3rd Time's the Charm! Guess who can finally make a Japanese Strawberry Shortcake?

After 2 fails, I thought that I would never master this recipe and settled for another simpler but similar Italian sponge cake recipe. I kinda gave up trying because this cake requires you to buy strawberries and heavy cream, and then if you fail, you are stuck with a large box of strawberries. I don't particularly like eating strawberries as is (too sour for me), and they're quite pricey. So, whenever I open my fridge after a failed baking attempt and see them I just feel as if they are taunting me. =(

But Rena's birthday came around during my graduation, and she requested that I make a cake for her. So I gave it another shot, this time with mom's help. During the process, Mom did everything counter intuitive to me. Heck, she didn't even LOOK at the recipe! She just asked me a few questions and then started preparing things on her own. And then instructed me to do things DIFFERENTLY than what the recipe called for. I was retaliating and frantically making a point about how baking has to be exact since it's chemistry, and recounting all my failed attempts from not following the recipe to a T.

Of course, this made absolute sense in my head even though she's a pro baker and the BEST baker I know in both Kuching and in California. Her pastries way surpass even the popular 85 degree bakery here! No doubt I should just trust her. But no, I was so adamant the cake would fail because I wasn't following the recipe. She must be thinking of a different one, she dismissed it after all! And yet people think they'll trust in God once they see a miracle. LOL. #nooblogic

Being the "good" daughter that I was, I did everything she told me while protesting all the way, and this time, the cake actually rose! I was beyond excited, because all my previous attempts never rose and were super dense! I guess I finally learned the correct way to fold batter. Still, the cake was very lopsided because we didn't have the correct pan size and height, so we made do by trying to build our own "wall" around the pan using parchment paper. Let's just say instead of a nice, round tall cake, we got a nice, round, tall but tapered cake. Hahahaha. But I got it right!

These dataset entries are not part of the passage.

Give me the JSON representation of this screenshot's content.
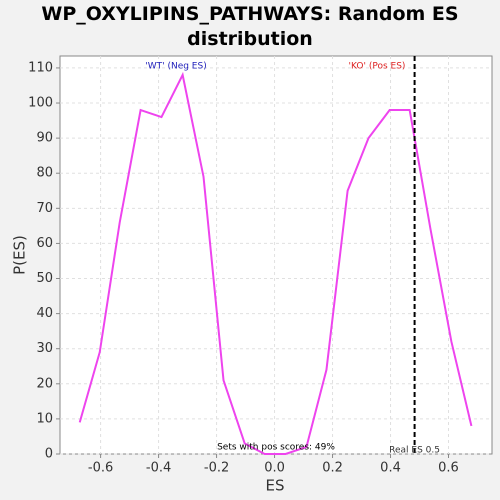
{
  "chart_data": {
    "type": "line",
    "title": "WP_OXYLIPINS_PATHWAYS: Random ES distribution",
    "xlabel": "ES",
    "ylabel": "P(ES)",
    "x": [
      -0.672,
      -0.603,
      -0.534,
      -0.462,
      -0.39,
      -0.317,
      -0.245,
      -0.176,
      -0.103,
      -0.034,
      0.038,
      0.11,
      0.179,
      0.252,
      0.324,
      0.397,
      0.466,
      0.538,
      0.61,
      0.679
    ],
    "series": [
      {
        "name": "P(ES)",
        "color": "#ee44ee",
        "values": [
          9,
          29,
          66,
          98,
          96,
          108,
          79,
          21,
          3,
          0,
          0,
          2,
          24,
          75,
          90,
          98,
          98,
          64,
          32,
          8
        ]
      }
    ],
    "xlim": [
      -0.74,
      0.75
    ],
    "ylim": [
      0,
      113.4
    ],
    "xticks": [
      -0.6,
      -0.4,
      -0.2,
      {
        "value": 0,
        "label": "0.0"
      },
      0.2,
      0.4,
      0.6
    ],
    "yticks": [
      0,
      10,
      20,
      30,
      40,
      50,
      60,
      70,
      80,
      90,
      100,
      110
    ],
    "grid": true,
    "real_es": {
      "value": 0.483,
      "label": "Real ES 0.5"
    },
    "annotations": {
      "neg": "'WT' (Neg ES)",
      "pos": "'KO' (Pos ES)",
      "pos_scores": "Sets with pos scores: 49%"
    }
  }
}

3rd time's really the charm, eh?

Anyway, since I got it right with mom's supervision, I decided to try it a 4th time on my own. So I made a mini one. 6 inches diameter:


And it turned out gorgeous! Super duper happy now! I have successfully baked a Japanese strawberry shortcake!

I learned quite a few things in the process:
  • always level your cake before icing. 
  • removing the crust layer (if slightly overbaked) will give the cake a softer texture.
  • let cake stand overnight before slicing and icing to reduce crumb fallout 
  • letting sponge cake cool directly in the pan keeps it moist
  • not all ovens are created equal, so baking times can vary a lot! (Sigh. Going to move out soon and have to figure out my new oven's setting and quirks all over again.)
  • Despite the science behind baking, the recipes are more forgiving than I thought, so long as I understand the basis behind each step.

Who knew baking was so difficult. But I've come to appreciate it a lot more now! Guess who's going to get strawberry shortcake for their birthdays this year? Everyone! Hahahahaha.